Re: [slurm-users] srun: Error generating job credential

Marcus Wagner Tue, 08 Oct 2019 23:52:58 -0700

Damn,

I almost always forget, that most of the submission part is done on themaster :/


Best
Marcus

On 10/8/19 11:45 AM, Eddy Swan wrote:

Hi Sean,

Thank you so much for your additional information.
The issue is indeed due to missing user on the head node.

After i configured ldap client on slurm-master, srun command is nowworking using ldap account.


Best regards,
Eddy Swan

On Tue, Oct 8, 2019 at 4:15 PM Sean Crosby <scro...@unimelb.edu.au<mailto:scro...@unimelb.edu.au>> wrote:


    Looking at the SLURM code, it looks like it is failing with a call
    to getpwuid_r on the ctld

    What is (on slurm-master):

    getent passwd turing
    getent passwd 1000

    Sean


    --
    Sean Crosby | Senior DevOpsHPC Engineer and HPC Team Lead
    Research Platform Services | Business Services
    CoEPP Research Computing | School of Physics
    The University of Melbourne, Victoria 3010 Australia


    On Mon, 7 Oct 2019 at 18:36, Eddy Swan <ed...@prestolabs.io
    <mailto:ed...@prestolabs.io>> wrote:

        Hi Marcus,

        pilget-17 as submit host:
        $ id 1000
        uid=1000(turing) gid=1000(turing)
        groups=1000(turing),10(wheel),991(vboxusers)

        piglet-18:
        $ id 1000
        uid=1000(turing) gid=1000(turing)
        groups=1000(turing),10(wheel),992(vboxusers)

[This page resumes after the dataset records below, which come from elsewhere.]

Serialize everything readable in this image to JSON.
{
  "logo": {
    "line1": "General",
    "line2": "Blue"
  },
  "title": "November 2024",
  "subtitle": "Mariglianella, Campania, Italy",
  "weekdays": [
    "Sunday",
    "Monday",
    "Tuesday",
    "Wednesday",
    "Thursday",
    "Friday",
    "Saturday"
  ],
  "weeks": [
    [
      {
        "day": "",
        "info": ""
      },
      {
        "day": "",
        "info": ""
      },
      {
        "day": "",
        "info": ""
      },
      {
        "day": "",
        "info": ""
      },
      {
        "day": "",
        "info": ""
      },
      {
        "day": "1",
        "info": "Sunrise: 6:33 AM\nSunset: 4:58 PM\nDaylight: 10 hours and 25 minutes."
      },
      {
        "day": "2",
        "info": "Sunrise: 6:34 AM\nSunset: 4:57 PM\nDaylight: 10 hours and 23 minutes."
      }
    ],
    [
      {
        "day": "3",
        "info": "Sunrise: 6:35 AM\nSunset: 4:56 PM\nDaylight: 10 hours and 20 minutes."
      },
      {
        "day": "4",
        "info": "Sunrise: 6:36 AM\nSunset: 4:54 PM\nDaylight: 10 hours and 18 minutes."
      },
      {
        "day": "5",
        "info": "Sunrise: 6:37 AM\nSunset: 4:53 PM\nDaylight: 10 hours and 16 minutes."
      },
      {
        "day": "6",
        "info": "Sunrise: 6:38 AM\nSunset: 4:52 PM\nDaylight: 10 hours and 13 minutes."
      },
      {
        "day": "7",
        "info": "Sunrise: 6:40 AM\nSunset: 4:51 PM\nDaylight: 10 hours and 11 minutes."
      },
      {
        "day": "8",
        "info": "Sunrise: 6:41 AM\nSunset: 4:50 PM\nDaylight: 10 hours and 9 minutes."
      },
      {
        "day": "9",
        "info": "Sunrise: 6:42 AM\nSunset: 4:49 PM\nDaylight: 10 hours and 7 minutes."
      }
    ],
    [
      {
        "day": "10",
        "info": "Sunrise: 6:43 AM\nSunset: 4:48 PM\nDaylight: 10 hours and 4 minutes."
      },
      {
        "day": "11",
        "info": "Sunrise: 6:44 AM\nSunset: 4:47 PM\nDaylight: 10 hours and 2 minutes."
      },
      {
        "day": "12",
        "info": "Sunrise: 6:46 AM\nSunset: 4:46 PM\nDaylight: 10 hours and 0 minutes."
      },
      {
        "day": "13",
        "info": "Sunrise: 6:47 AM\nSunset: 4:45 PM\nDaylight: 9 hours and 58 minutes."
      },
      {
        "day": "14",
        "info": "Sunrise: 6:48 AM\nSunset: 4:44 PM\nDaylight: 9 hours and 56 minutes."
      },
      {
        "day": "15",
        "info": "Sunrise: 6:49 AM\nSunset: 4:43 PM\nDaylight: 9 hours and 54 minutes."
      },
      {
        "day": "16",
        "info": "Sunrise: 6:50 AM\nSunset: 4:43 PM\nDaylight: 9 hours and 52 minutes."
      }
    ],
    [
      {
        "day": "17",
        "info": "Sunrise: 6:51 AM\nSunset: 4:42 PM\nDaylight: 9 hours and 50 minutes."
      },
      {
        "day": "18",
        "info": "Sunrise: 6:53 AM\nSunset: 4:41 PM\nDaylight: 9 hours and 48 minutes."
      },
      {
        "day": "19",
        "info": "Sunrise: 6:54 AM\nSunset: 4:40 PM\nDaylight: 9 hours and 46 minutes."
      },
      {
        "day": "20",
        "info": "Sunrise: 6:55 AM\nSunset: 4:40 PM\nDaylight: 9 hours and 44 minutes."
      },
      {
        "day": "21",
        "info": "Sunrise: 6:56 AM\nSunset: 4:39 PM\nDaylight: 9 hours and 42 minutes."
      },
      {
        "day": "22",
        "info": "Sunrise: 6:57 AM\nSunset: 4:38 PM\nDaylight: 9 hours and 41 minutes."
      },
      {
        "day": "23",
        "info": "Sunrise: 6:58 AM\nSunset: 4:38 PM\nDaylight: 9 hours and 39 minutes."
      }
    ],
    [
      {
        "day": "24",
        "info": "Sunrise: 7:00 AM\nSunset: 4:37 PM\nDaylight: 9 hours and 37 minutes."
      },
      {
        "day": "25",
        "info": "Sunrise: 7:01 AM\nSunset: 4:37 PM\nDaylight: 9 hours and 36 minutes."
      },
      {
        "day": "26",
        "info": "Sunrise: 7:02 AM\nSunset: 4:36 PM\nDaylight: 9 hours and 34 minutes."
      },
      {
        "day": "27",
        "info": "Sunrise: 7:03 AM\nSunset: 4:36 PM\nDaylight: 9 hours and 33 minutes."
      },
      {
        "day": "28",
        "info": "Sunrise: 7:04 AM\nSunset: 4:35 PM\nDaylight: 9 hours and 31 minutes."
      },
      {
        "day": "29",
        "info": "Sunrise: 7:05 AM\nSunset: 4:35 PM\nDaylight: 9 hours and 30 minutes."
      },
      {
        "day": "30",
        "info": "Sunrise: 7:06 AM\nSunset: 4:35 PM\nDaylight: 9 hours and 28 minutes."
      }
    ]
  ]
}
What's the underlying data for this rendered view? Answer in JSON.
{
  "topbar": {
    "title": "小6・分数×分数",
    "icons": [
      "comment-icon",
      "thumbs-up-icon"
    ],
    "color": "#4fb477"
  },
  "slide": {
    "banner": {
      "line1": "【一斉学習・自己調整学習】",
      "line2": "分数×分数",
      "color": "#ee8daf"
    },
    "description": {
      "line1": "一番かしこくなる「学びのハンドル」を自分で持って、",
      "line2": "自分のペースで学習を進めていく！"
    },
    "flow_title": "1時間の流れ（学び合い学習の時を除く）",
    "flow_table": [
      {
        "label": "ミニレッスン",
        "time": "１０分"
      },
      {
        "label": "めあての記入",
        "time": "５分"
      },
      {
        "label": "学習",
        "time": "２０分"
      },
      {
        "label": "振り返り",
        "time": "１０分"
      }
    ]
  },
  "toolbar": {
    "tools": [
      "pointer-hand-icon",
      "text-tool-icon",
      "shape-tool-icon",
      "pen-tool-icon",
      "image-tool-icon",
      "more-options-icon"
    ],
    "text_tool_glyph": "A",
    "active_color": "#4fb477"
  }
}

        id 1000 is a local user for each node (piglet-17~19).
        I also tried to submit as ldap user, but still got the same error.

        Best regards,
        Eddy Swan

        On Mon, Oct 7, 2019 at 2:41 PM Marcus Wagner
        <wag...@itc.rwth-aachen.de <mailto:wag...@itc.rwth-aachen.de>>
        wrote:

            Hi Eddy,

            what is the result of "id 1000" on the submithost and on
            piglet-18?

            Best
            Marcus

            On 10/7/19 8:07 AM, Eddy Swan wrote:

            Hi All,

            I am currently testing slurm version 19.05.3-2 on Centos
            7 with one master and 3 nodes configuration.
            I used the same configuration that works on version
            17.02.7 but for some reasons, it does not work on 19.05.3-2.

            $ srun hostname
            srun: error: Unable to create step for job 19: Error
            generating job credential
            srun: Force Terminated job 19

            If i run it as root, it works fine.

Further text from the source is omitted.